Monday, 20 April 2026

tantalisingly incomplete

it's the 20th of april 1872 and kilvert is returning to clyro.

'left dear hospitable ilston rectory at 8.15 and drove to killay station with mr. and mrs. westhorp and henry. there I bade them all goodbye and they drove on to swansea. as I was taking my ticket hughes, rector of bryngwyn, clapped me on the back. he was going to hay...'

kilvert is obliged to accompany him in third class. 

the next day in clyro 'a day of wild driving snow'. 

meanwhile in the wilds of herefordshire...

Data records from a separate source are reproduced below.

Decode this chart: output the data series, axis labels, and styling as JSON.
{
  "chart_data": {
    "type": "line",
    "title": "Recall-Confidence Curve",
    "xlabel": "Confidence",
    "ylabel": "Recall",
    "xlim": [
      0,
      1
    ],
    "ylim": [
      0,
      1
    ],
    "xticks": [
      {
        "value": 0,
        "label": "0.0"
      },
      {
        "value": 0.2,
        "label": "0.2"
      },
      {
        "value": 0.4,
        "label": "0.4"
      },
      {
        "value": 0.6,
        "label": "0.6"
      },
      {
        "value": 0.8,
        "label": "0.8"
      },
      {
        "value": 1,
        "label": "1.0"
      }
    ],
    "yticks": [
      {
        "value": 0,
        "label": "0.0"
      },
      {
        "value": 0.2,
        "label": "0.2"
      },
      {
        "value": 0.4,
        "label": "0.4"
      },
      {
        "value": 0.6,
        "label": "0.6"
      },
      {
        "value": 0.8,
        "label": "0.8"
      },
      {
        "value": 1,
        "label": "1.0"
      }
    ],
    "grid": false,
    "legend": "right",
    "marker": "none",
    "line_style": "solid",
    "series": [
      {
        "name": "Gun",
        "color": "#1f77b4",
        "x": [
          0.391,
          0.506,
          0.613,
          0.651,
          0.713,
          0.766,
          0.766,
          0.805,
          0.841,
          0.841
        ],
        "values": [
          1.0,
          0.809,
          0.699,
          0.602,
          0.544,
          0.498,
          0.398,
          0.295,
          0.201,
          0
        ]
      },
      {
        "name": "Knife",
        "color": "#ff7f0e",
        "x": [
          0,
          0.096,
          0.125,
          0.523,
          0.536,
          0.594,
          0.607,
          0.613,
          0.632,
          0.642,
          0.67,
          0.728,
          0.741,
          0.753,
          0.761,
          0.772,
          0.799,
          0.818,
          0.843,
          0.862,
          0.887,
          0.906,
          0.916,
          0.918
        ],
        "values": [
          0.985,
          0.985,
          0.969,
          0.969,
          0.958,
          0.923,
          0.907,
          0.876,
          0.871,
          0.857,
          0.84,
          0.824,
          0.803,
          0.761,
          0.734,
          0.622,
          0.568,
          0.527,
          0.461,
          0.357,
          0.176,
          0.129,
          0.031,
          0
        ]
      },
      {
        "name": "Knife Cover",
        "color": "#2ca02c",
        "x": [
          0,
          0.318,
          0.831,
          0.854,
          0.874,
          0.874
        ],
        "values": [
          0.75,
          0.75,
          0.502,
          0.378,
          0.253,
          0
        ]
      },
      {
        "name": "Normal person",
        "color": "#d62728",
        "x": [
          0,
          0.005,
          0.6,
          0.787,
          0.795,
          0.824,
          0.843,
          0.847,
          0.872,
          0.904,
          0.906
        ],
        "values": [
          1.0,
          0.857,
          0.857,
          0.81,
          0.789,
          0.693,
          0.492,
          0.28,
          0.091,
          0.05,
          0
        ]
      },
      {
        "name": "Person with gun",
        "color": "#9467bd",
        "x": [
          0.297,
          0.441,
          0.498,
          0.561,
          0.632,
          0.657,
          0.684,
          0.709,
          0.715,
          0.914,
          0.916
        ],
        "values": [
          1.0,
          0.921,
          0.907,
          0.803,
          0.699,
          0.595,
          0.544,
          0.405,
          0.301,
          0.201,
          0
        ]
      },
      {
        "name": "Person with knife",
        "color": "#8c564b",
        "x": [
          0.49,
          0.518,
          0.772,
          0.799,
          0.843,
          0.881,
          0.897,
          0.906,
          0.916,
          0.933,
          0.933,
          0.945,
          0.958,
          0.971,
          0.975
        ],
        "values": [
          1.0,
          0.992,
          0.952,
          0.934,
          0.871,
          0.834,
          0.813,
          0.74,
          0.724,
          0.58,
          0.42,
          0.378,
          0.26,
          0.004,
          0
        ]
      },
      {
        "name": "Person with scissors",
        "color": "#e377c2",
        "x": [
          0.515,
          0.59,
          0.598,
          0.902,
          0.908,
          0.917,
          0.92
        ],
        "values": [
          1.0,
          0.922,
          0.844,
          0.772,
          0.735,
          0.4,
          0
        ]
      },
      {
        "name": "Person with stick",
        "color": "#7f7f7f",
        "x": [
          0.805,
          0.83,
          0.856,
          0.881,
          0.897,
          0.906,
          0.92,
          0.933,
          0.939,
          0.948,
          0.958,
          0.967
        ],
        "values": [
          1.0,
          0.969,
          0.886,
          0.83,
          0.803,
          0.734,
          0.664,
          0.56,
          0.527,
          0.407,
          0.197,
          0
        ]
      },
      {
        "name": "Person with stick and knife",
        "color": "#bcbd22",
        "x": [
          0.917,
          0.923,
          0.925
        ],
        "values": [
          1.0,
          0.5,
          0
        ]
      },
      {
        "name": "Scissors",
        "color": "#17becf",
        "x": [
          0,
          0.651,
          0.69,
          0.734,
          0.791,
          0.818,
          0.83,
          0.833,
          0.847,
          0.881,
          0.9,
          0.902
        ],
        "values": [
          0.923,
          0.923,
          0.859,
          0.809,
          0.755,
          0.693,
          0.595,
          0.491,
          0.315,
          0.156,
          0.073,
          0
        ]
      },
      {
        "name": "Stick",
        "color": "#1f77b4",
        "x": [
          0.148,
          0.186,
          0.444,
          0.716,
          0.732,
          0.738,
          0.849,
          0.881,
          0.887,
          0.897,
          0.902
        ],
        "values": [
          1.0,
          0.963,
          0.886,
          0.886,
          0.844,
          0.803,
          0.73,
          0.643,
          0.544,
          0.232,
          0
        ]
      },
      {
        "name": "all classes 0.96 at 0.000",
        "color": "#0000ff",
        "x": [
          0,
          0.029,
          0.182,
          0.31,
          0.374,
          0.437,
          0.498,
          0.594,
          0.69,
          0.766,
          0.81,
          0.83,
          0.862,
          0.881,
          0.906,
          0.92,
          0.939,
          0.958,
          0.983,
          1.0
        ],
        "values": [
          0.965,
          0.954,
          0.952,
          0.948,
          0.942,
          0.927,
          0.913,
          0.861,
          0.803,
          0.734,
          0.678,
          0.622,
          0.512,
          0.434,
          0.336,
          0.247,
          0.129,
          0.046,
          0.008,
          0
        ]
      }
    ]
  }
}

horsemouth mostly spent the day reading isaiah berlin's three critics of the enlightenment: vico, hamann, herder and in particular the essay on herder - herder and the enlightenment. which, at about 92 pages, is a decent readable length.

now herder originated the term nationalism but there's less comfort there for a modern day right winger than you might suppose because he's not a fan of the state. his model of nationalism is a more cultural and linguistic one.

'we live in a world we ourselves create'

herder was big into the people and their culture. in his wikipedia entry he is praised for his tantalisingly incomplete ideas. 

a friend proposed benedict anderson's imagined communities as a way out of horsemouth's perplexity - he'll look at that soon. he read it a long time ago and has mostly forgotten it. 

in the evening he carried on reading italo svevo's my life. 

today another beautiful morning. he has planted out most of the runner beans and they seem to have survived the cold night. 

tonight a meeting of the commons water committee.